After a helpful friend sent me a Vulture article detailing every word spotted in last week’s episode I couldn’t think of anything else. I was searching the entire time, and only found two, but we’ll get to that.
Last week’s episode made it clear that Camille has a history with self harm, and “Dirt” only established that it’s an addiction she’s constantly fighting. Like she says to Jackie, “My demons are not remotely conquered, they are just mildly concussed.” I believe her, but it’s strange to hear Camille address her problems so casually, when it seems like all she does is avoid them.
This episode was generally hard to watch, and I’m willing to bet impossible to watch if you have any trauma similar to Camille’s. I can’t speak to the portrayal of Camille’s habits with self harm, but it felt real enough.
The cinematography of Sharp Objects is stunning, though I think it’s what we all expect from HBO now. Within the first five minutes, I was afraid for Camille. Her visions or flashbacks are haunting and effortless. The girl, bloodied in her doorway, was horrifying. I’ll have nightmares of that, for sure. Not to mention, her vision of the Woman in White in the woods. It’s all too unsettling.
The camera follows Camille’s mind, and we know she’s unreliable. The mixed reality Camille lives within, forces us to actively pick apart what is real and what is fake. It’s a lot of work, and I hope the payoff is worth it in the end. It serves as a form of misdirection. While we wonder if something is real or imaginary, another conflict arises in front of Camille.
So far, I’ve noticed a parallel between Camille and her mother, and Richard and the chief of police. Richard and Camille are both out-of-towners who want to know the truth about the deaths, and their superiors are telling them to back off. Neither of them will stop to get to the truth, but it certainly creates some tension.
I’ve grown to dislike Adora already, but I’m interested to see what they reveal about her as the season goes on. Like Flynn’s other novels, I expect a major plot twist is in store for Camille.
It’s strange to me that Adora still heavily grieves for her daughter who supposedly died of an illness. Camille remarks that her mother shuttered the house for a year after Marian died, and so clearly she never aired out her grief to the public, and suffers in silence. There has to be more to it, though.
One aspect I don’t like about Sharp Objects is Camille’s editor. All of the scenes over the phone feel forced. He wants her to face her issues so she can be the best investigative reporter possible, but I don’t buy it. These scenes are too structured in comparison to the others. They’re solid and intentional, and something is up!!

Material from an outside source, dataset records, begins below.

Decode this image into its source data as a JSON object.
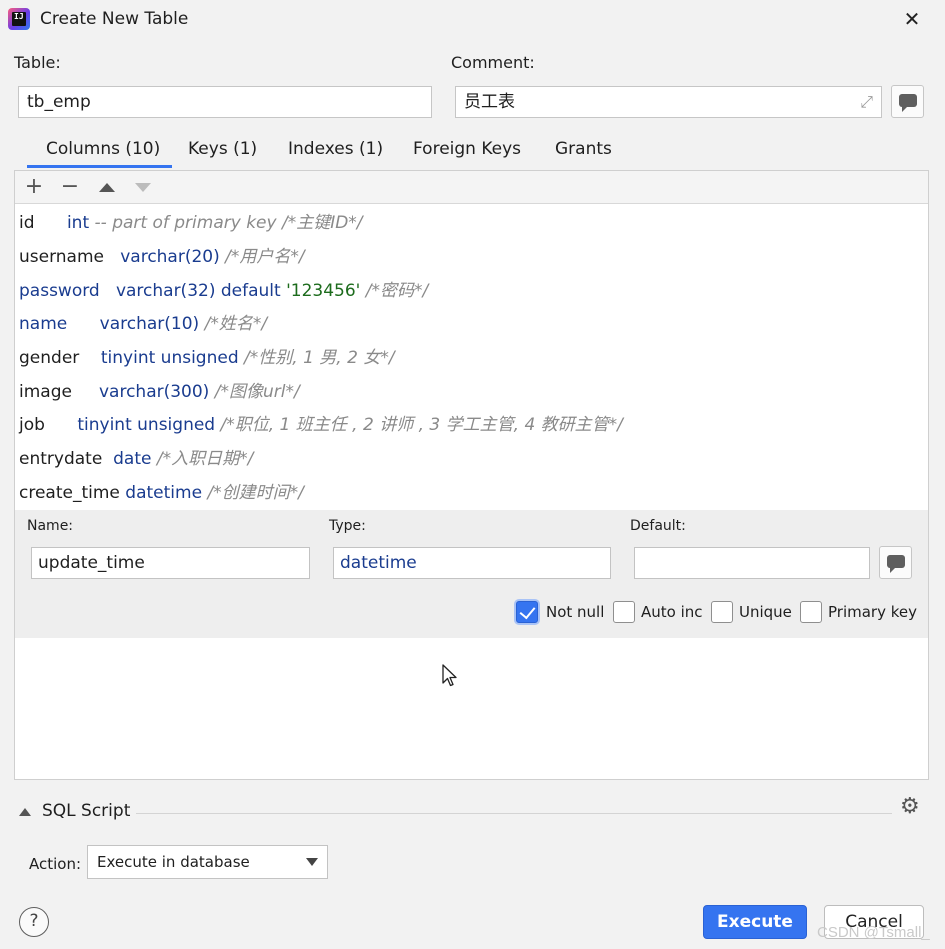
{
  "window": {
    "title": "Create New Table",
    "close_label": "✕"
  },
  "table": {
    "label": "Table:",
    "value": "tb_emp"
  },
  "comment": {
    "label": "Comment:",
    "value": "员工表"
  },
  "tabs": [
    {
      "label": "Columns (10)",
      "active": true
    },
    {
      "label": "Keys (1)",
      "active": false
    },
    {
      "label": "Indexes (1)",
      "active": false
    },
    {
      "label": "Foreign Keys",
      "active": false
    },
    {
      "label": "Grants",
      "active": false
    }
  ],
  "toolbar": {
    "add": "+",
    "remove": "−"
  },
  "columns": [
    {
      "name": "id",
      "type": "int",
      "default": "",
      "comment": "-- part of primary key /*主键ID*/"
    },
    {
      "name": "username",
      "type": "varchar(20)",
      "default": "",
      "comment": "/*用户名*/"
    },
    {
      "name": "password",
      "type": "varchar(32) default ",
      "default": "'123456'",
      "comment": "/*密码*/"
    },
    {
      "name": "name",
      "type": "varchar(10)",
      "default": "",
      "comment": "/*姓名*/"
    },
    {
      "name": "gender",
      "type": "tinyint unsigned",
      "default": "",
      "comment": "/*性别, 1 男, 2 女*/"
    },
    {
      "name": "image",
      "type": "varchar(300)",
      "default": "",
      "comment": "/*图像url*/"
    },
    {
      "name": "job",
      "type": "tinyint unsigned",
      "default": "",
      "comment": "/*职位, 1 班主任 , 2 讲师 , 3 学工主管, 4 教研主管*/"
    },
    {
      "name": "entrydate",
      "type": "date",
      "default": "",
      "comment": "/*入职日期*/"
    },
    {
      "name": "create_time",
      "type": "datetime",
      "default": "",
      "comment": "/*创建时间*/"
    }
  ],
  "editor": {
    "name_label": "Name:",
    "name_value": "update_time",
    "type_label": "Type:",
    "type_value": "datetime",
    "default_label": "Default:",
    "default_value": "",
    "options": [
      {
        "label": "Not null",
        "checked": true
      },
      {
        "label": "Auto inc",
        "checked": false
      },
      {
        "label": "Unique",
        "checked": false
      },
      {
        "label": "Primary key",
        "checked": false
      }
    ]
  },
  "sql_script": {
    "title": "SQL Script",
    "action_label": "Action:",
    "action_value": "Execute in database"
  },
  "buttons": {
    "help": "?",
    "execute": "Execute",
    "cancel": "Cancel"
  },
  "watermark": "CSDN @Tsmall_",
  "colors": {
    "accent": "#3574f0",
    "type_blue": "#1a3c8f",
    "string_green": "#1c6b1c",
    "comment_gray": "#8a8a8a"
  }
}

The two words I spotted were SCARED and WHATEVER. The first was scratched into her car door, and there were two shots of it. The second was in Natalie’s house, a pink shirt hanging from a coat rack by the door. Both were at the Keene’s house for the reception, a high stress situation for Camille. Before she walks into the house, she pokes a needle from a sewing kit into her finger, but never draws blood.
She brings the needle with her throughout the episode, but only gives in at the end of the episode. Amma is downstairs with her parents screaming “It’s not right,” and when Camille comes down to ask what is wrong, Adora turns it on her. That’s her breaking point.
“Dirt” left me with just a few questions. What’s wrong with Amma? Why does Adora hate Camille so much? Did she hate her before Marian died? Why is Adora still so upset about Marian? It’s as if she died yesterday.